I don't see how hard that concept is to grasp. I normally don't mind but becasue he doesn't do it when we are spending time together but last night it made me so upset!
Well.. it's good you said something. My girlfriend when we first started dating would text all day long too and I finally told her how it bothered me and she stopped. Sometimes people don't know what's important to the other person so.. you have to do what you did which was to tell them directly.
So good job, I'm sure now that he knows, he'll try to do less of it.
Geez I hope so. he just blamed me being a bitch on my pregnancy hormones. He said that ill get over it.

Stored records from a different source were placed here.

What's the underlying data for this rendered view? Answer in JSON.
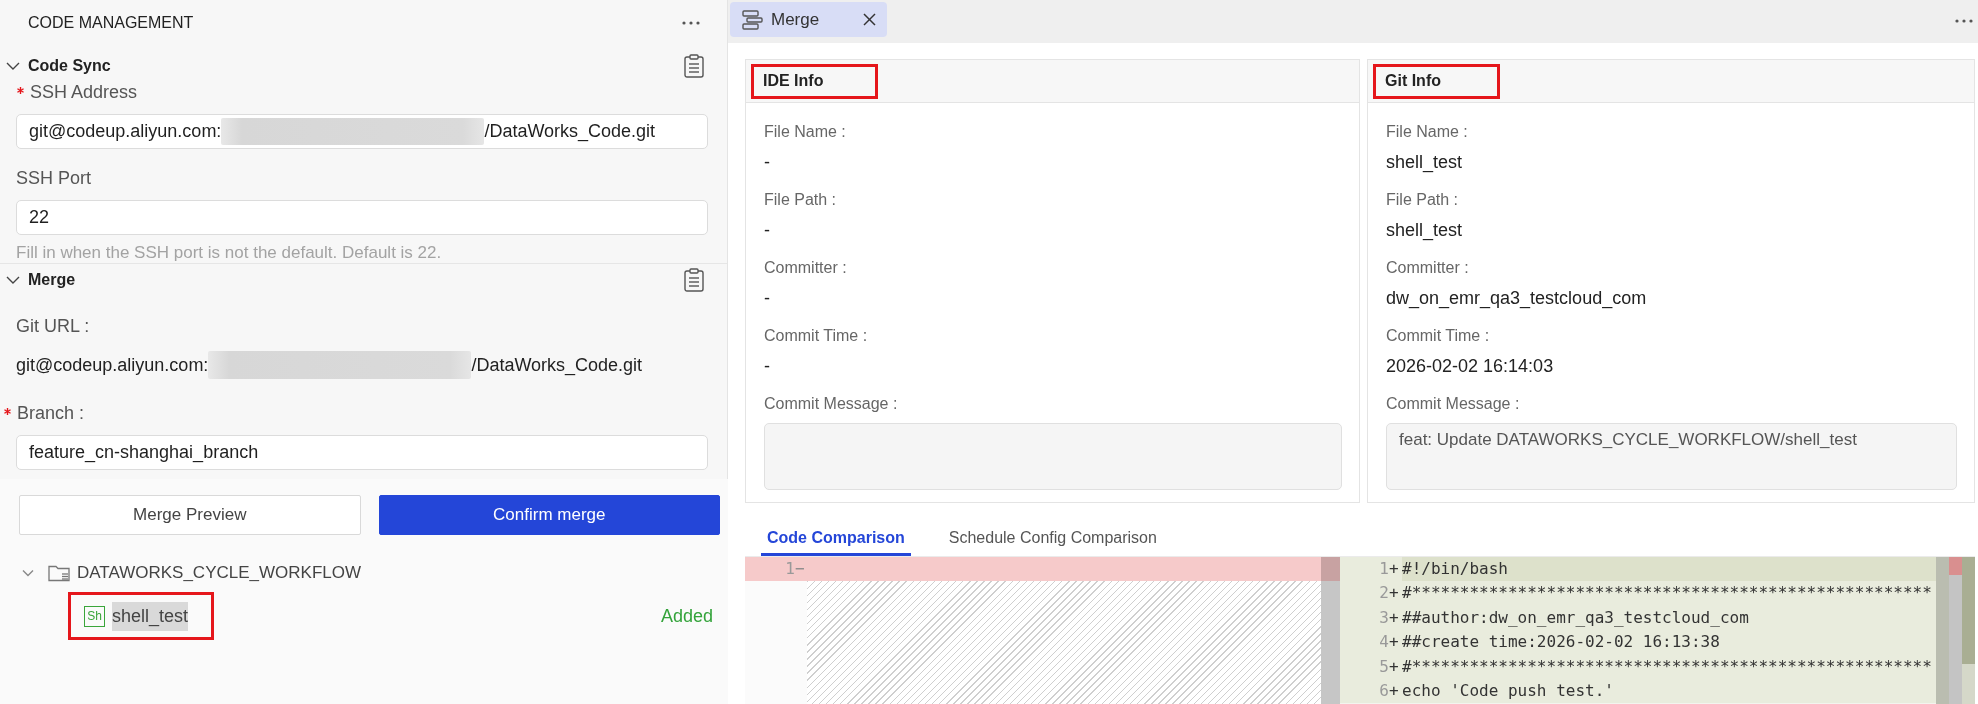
{
  "sidebar": {
    "title": "CODE MANAGEMENT",
    "sections": [
      {
        "title": "Code Sync",
        "expanded": true,
        "fields": [
          {
            "kind": "input",
            "label": "SSH Address",
            "required": true,
            "value": "git@codeup.aliyun.com:",
            "redacted": true,
            "value_end": "/DataWorks_Code.git"
          },
          {
            "kind": "input",
            "label": "SSH Port",
            "required": false,
            "value": "22",
            "redacted": false,
            "hint": "Fill in when the SSH port is not the default. Default is 22."
          }
        ]
      },
      {
        "title": "Merge",
        "expanded": true,
        "fields": [
          {
            "kind": "text",
            "label": "Git URL :",
            "required": false,
            "value": "git@codeup.aliyun.com:",
            "redacted": true,
            "value_end": "/DataWorks_Code.git"
          },
          {
            "kind": "input",
            "label": "Branch :",
            "required": true,
            "value": "feature_cn-shanghai_branch",
            "redacted": false
          }
        ]
      }
    ],
    "buttons": [
      {
        "label": "Merge Preview",
        "kind": "secondary"
      },
      {
        "label": "Confirm merge",
        "kind": "primary"
      }
    ],
    "tree": [
      {
        "kind": "folder",
        "name": "DATAWORKS_CYCLE_WORKFLOW",
        "expanded": true,
        "selected": false,
        "highlighted": false,
        "children": [
          {
            "kind": "file",
            "name": "shell_test",
            "type_label": "Sh",
            "status": "Added",
            "selected": true,
            "highlighted": true
          }
        ]
      }
    ]
  },
  "editor": {
    "tabs": [
      {
        "label": "Merge",
        "selected": true,
        "closable": true
      }
    ],
    "cards": [
      {
        "title": "IDE Info",
        "highlighted": true,
        "fields": [
          {
            "kind": "text",
            "label": "File Name :",
            "value": "-"
          },
          {
            "kind": "text",
            "label": "File Path :",
            "value": "-"
          },
          {
            "kind": "text",
            "label": "Committer :",
            "value": "-"
          },
          {
            "kind": "text",
            "label": "Commit Time :",
            "value": "-"
          },
          {
            "kind": "textarea",
            "label": "Commit Message :"
          }
        ]
      },
      {
        "title": "Git Info",
        "highlighted": true,
        "fields": [
          {
            "kind": "text",
            "label": "File Name :",
            "value": "shell_test"
          },
          {
            "kind": "text",
            "label": "File Path :",
            "value": "shell_test"
          },
          {
            "kind": "text",
            "label": "Committer :",
            "value": "dw_on_emr_qa3_testcloud_com"
          },
          {
            "kind": "text",
            "label": "Commit Time :",
            "value": "2026-02-02 16:14:03"
          },
          {
            "kind": "textarea",
            "label": "Commit Message :",
            "value": "feat: Update DATAWORKS_CYCLE_WORKFLOW/shell_test"
          }
        ]
      }
    ],
    "comparison_tabs": [
      {
        "label": "Code Comparison",
        "selected": true
      },
      {
        "label": "Schedule Config Comparison",
        "selected": false
      }
    ],
    "diff": {
      "original": [
        {
          "kind": "removed",
          "number": "1",
          "sign": "−"
        }
      ],
      "modified": [
        {
          "kind": "added",
          "number": "1",
          "sign": "+",
          "text": "#!/bin/bash",
          "current": true
        },
        {
          "kind": "added",
          "number": "2",
          "sign": "+",
          "text": "#******************************************************",
          "current": false
        },
        {
          "kind": "added",
          "number": "3",
          "sign": "+",
          "text": "##author:dw_on_emr_qa3_testcloud_com",
          "current": false
        },
        {
          "kind": "added",
          "number": "4",
          "sign": "+",
          "text": "##create time:2026-02-02 16:13:38",
          "current": false
        },
        {
          "kind": "added",
          "number": "5",
          "sign": "+",
          "text": "#******************************************************",
          "current": false
        },
        {
          "kind": "added",
          "number": "6",
          "sign": "+",
          "text": "echo 'Code push test.'",
          "current": false
        }
      ]
    }
  }
}
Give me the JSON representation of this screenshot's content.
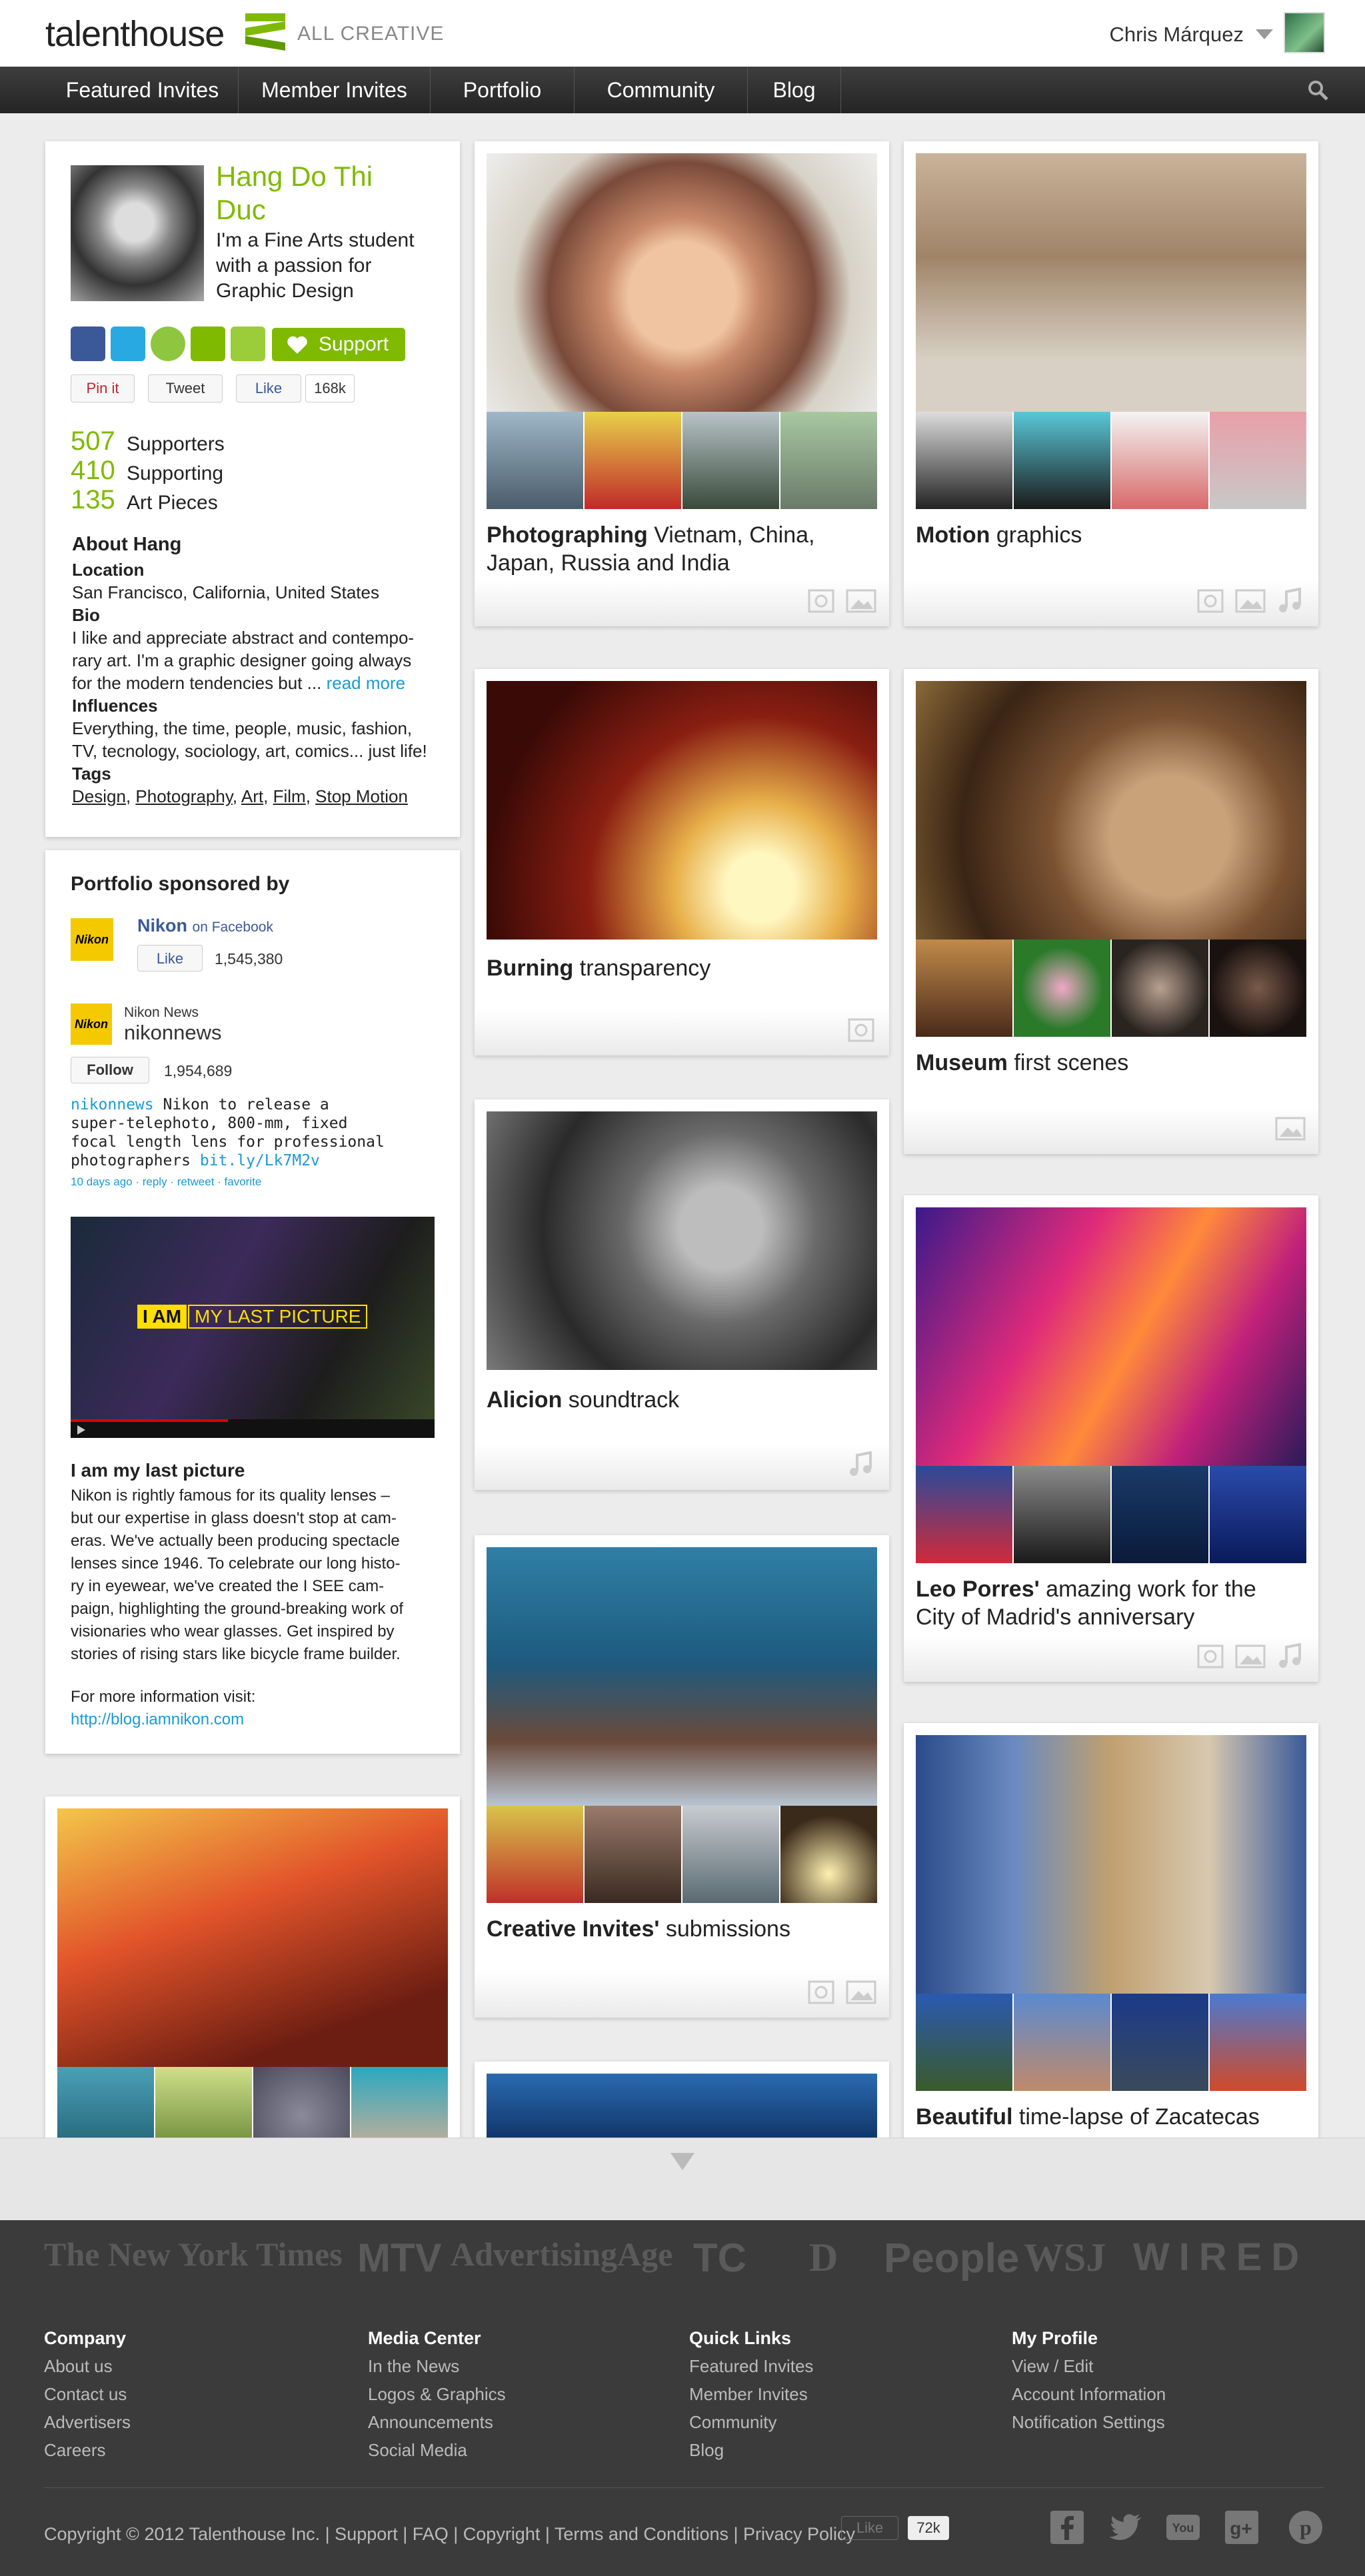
{
  "header": {
    "logo": "talenthouse",
    "tagline": "ALL CREATIVE",
    "user_name": "Chris Márquez"
  },
  "nav": [
    "Featured Invites",
    "Member Invites",
    "Portfolio",
    "Community",
    "Blog"
  ],
  "profile": {
    "name": "Hang Do Thi Duc",
    "description": "I'm a Fine Arts student with a passion for Graphic Design",
    "support_label": "Support",
    "pin_label": "Pin it",
    "tweet_label": "Tweet",
    "like_label": "Like",
    "like_count": "168k",
    "stats": [
      {
        "value": "507",
        "label": "Supporters"
      },
      {
        "value": "410",
        "label": "Supporting"
      },
      {
        "value": "135",
        "label": "Art Pieces"
      }
    ],
    "about_title": "About Hang",
    "location_label": "Location",
    "location": "San Francisco, California, United States",
    "bio_label": "Bio",
    "bio_l1": "I like and appreciate abstract and contempo-",
    "bio_l2": "rary art. I'm a graphic designer going always",
    "bio_l3": "for the modern tendencies but ...",
    "read_more": "read more",
    "influences_label": "Influences",
    "influences_l1": "Everything, the time, people, music, fashion,",
    "influences_l2": "TV, tecnology, sociology, art, comics... just life!",
    "tags_label": "Tags",
    "tags": [
      "Design",
      "Photography",
      "Art",
      "Film",
      "Stop Motion"
    ]
  },
  "sponsor": {
    "title": "Portfolio sponsored by",
    "nikon_logo": "Nikon",
    "fb_name": "Nikon",
    "fb_on": "on Facebook",
    "fb_like": "Like",
    "fb_count": "1,545,380",
    "news_label": "Nikon News",
    "handle": "nikonnews",
    "follow_label": "Follow",
    "followers": "1,954,689",
    "tweet_handle": "nikonnews",
    "tweet_l1": "Nikon to release a",
    "tweet_l2": "super-telephoto, 800-mm, fixed",
    "tweet_l3": "focal length lens for professional",
    "tweet_l4": "photographers",
    "tweet_link": "bit.ly/Lk7M2v",
    "tweet_meta": "10 days ago · reply · retweet · favorite",
    "video_caption_a": "I AM",
    "video_caption_b": "MY LAST PICTURE",
    "video_title": "I am my last picture",
    "video_text": [
      "Nikon is rightly famous for its quality lenses –",
      "but our expertise in glass doesn't stop at cam-",
      "eras. We've actually been producing spectacle",
      "lenses since 1946. To celebrate our long histo-",
      "ry in eyewear, we've created the I SEE cam-",
      "paign, highlighting the ground-breaking work of",
      "visionaries who wear glasses.  Get inspired by",
      "stories of rising stars like bicycle frame builder."
    ],
    "more_info": "For more information visit:",
    "more_link": "http://blog.iamnikon.com"
  },
  "cards": {
    "c1": {
      "bold": "Photographing",
      "rest": " Vietnam, China,",
      "line2": "Japan, Russia and India"
    },
    "c2": {
      "bold": "Motion",
      "rest": " graphics"
    },
    "c3": {
      "bold": "Burning",
      "rest": " transparency"
    },
    "c4": {
      "bold": "Museum",
      "rest": " first scenes"
    },
    "c5": {
      "bold": "Alicion",
      "rest": " soundtrack"
    },
    "c6": {
      "bold": "Leo Porres'",
      "rest": " amazing work for the",
      "line2": "City of Madrid's anniversary"
    },
    "c7": {
      "bold": "Creative Invites'",
      "rest": " submissions"
    },
    "c8": {
      "bold": "Beautiful",
      "rest": " time-lapse of Zacatecas"
    }
  },
  "press": [
    "The New York Times",
    "MTV",
    "AdvertisingAge",
    "TC",
    "D",
    "People",
    "WSJ",
    "WIRED"
  ],
  "footer": {
    "columns": [
      {
        "title": "Company",
        "items": [
          "About us",
          "Contact us",
          "Advertisers",
          "Careers"
        ]
      },
      {
        "title": "Media Center",
        "items": [
          "In the News",
          "Logos & Graphics",
          "Announcements",
          "Social Media"
        ]
      },
      {
        "title": "Quick Links",
        "items": [
          "Featured Invites",
          "Member Invites",
          "Community",
          "Blog"
        ]
      },
      {
        "title": "My Profile",
        "items": [
          "View / Edit",
          "Account Information",
          "Notification Settings"
        ]
      }
    ],
    "copyright": "Copyright © 2012 Talenthouse Inc.  |  Support  |  FAQ  |  Copyright  |  Terms and Conditions  |  Privacy Policy",
    "like_label": "Like",
    "like_count": "72k"
  },
  "colors": {
    "accent": "#7fba00",
    "link": "#1a9ad6",
    "nav": "#2e2e2e",
    "footer": "#3b3b3b"
  }
}
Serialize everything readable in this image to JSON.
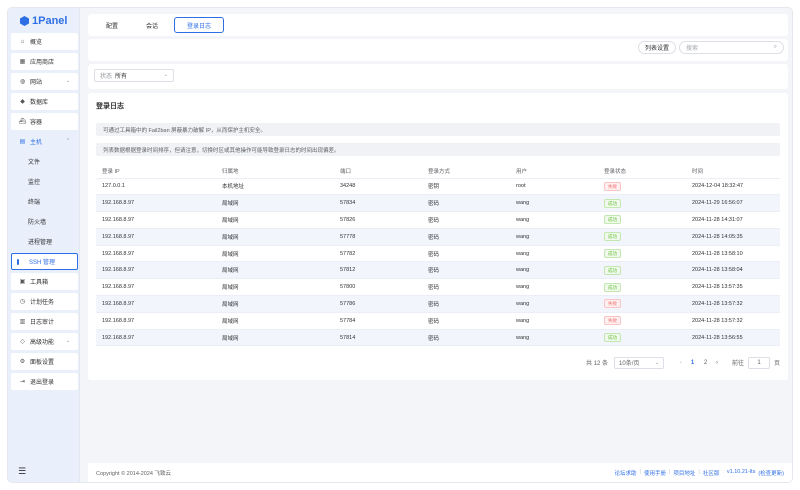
{
  "app": {
    "name": "1Panel"
  },
  "sidebar": {
    "items": [
      {
        "label": "概览",
        "icon": "home-icon",
        "ic": "⌂"
      },
      {
        "label": "应用商店",
        "icon": "grid-icon",
        "ic": "▦"
      },
      {
        "label": "网站",
        "icon": "globe-icon",
        "ic": "◍",
        "chevron": "⌄"
      },
      {
        "label": "数据库",
        "icon": "database-icon",
        "ic": "◆"
      },
      {
        "label": "容器",
        "icon": "container-icon",
        "ic": "⛴"
      },
      {
        "label": "主机",
        "icon": "host-icon",
        "ic": "▤",
        "chevron": "⌃"
      }
    ],
    "host_sub": [
      "文件",
      "监控",
      "终端",
      "防火墙",
      "进程管理",
      "SSH 管理"
    ],
    "items_after": [
      {
        "label": "工具箱",
        "icon": "toolbox-icon",
        "ic": "▣"
      },
      {
        "label": "计划任务",
        "icon": "clock-icon",
        "ic": "◷"
      },
      {
        "label": "日志审计",
        "icon": "log-icon",
        "ic": "▥"
      },
      {
        "label": "高级功能",
        "icon": "diamond-icon",
        "ic": "◇",
        "chevron": "⌄"
      },
      {
        "label": "面板设置",
        "icon": "settings-icon",
        "ic": "⚙"
      },
      {
        "label": "退出登录",
        "icon": "logout-icon",
        "ic": "⇥"
      }
    ],
    "collapse_glyph": "☰"
  },
  "tabs": [
    "配置",
    "会话",
    "登录日志"
  ],
  "toolbar": {
    "settings_label": "列表设置",
    "search_placeholder": "搜索",
    "search_icon": "⌕"
  },
  "filter": {
    "label": "状态",
    "value": "所有",
    "chevron": "⌄"
  },
  "log": {
    "title": "登录日志",
    "info1": "可通过工具箱中的 Fail2ban 屏蔽暴力破解 IP，从而保护主机安全。",
    "info2": "列表数据根据登录时间排序，但请注意，切换时区或其他操作可能导致登录日志的时间出现偏差。",
    "columns": [
      "登录 IP",
      "归属地",
      "端口",
      "登录方式",
      "用户",
      "登录状态",
      "时间"
    ],
    "rows": [
      [
        "127.0.0.1",
        "本机地址",
        "34248",
        "密钥",
        "root",
        "失败",
        "2024-12-04 18:32:47"
      ],
      [
        "192.168.8.97",
        "局域网",
        "57834",
        "密码",
        "wang",
        "成功",
        "2024-11-29 16:56:07"
      ],
      [
        "192.168.8.97",
        "局域网",
        "57826",
        "密码",
        "wang",
        "成功",
        "2024-11-28 14:31:07"
      ],
      [
        "192.168.8.97",
        "局域网",
        "57778",
        "密码",
        "wang",
        "成功",
        "2024-11-28 14:05:35"
      ],
      [
        "192.168.8.97",
        "局域网",
        "57782",
        "密码",
        "wang",
        "成功",
        "2024-11-28 13:58:10"
      ],
      [
        "192.168.8.97",
        "局域网",
        "57812",
        "密码",
        "wang",
        "成功",
        "2024-11-28 13:58:04"
      ],
      [
        "192.168.8.97",
        "局域网",
        "57800",
        "密码",
        "wang",
        "成功",
        "2024-11-28 13:57:35"
      ],
      [
        "192.168.8.97",
        "局域网",
        "57786",
        "密码",
        "wang",
        "失败",
        "2024-11-28 13:57:32"
      ],
      [
        "192.168.8.97",
        "局域网",
        "57784",
        "密码",
        "wang",
        "失败",
        "2024-11-28 13:57:32"
      ],
      [
        "192.168.8.97",
        "局域网",
        "57814",
        "密码",
        "wang",
        "成功",
        "2024-11-28 13:56:55"
      ]
    ],
    "fail_text": "失败"
  },
  "pager": {
    "total": "共 12 条",
    "size": "10条/页",
    "prev": "‹",
    "pages": [
      "1",
      "2"
    ],
    "next": "›",
    "goto": "前往",
    "goto_value": "1",
    "page_suffix": "页"
  },
  "footer": {
    "copyright": "Copyright © 2014-2024 飞致云",
    "links": [
      "论坛求助",
      "使用手册",
      "项目地址"
    ],
    "community": "社区版",
    "version": "v1.10.21-lts",
    "update": "(检查更新)"
  },
  "colors": {
    "accent": "#2f6fe6",
    "success": "#67c23a",
    "danger": "#f56c6c"
  }
}
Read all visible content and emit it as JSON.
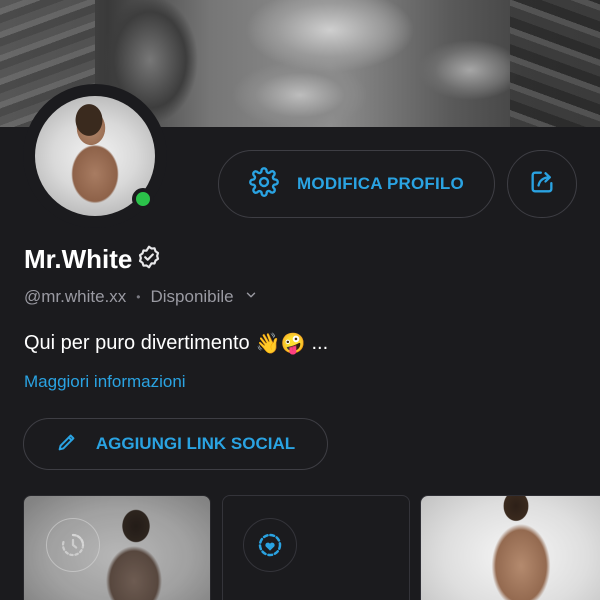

I just re-read your question, Well... taking his phone away a bit dramatic.. I'd be pissed to since I'm now being treated like a kid. If you asked him and he didn't see the big deal.. I'd try a little more to let him know why it bothers you... rather than snatch his phone and putting him in time out. No guy wants that.
Well after someone telling you at least 4 times. ( ieven went to the bathroom hoping he would he get the hint) I thought I would be more literal with my approach. I can see how it would be treating a MAN as a CHILD but then he should behave as a MAN.
Is this the father of your child? or just your boyfriend?
He's the father of my baby on the way. All of this is making me even more emotional. If I wASnt pregnant I would know what to do. But with the baby in the mix it makes it hard. But I know I'm not going to reach out to him. I've said my peace.
That is a totally sh*tty situation, I feel for you :(
I don't think it's your fault it's more so his IMO because you'd shouldn't have to ask him to putti away in the first place
Absolutely no texting during dinner. Rude, rude, rude.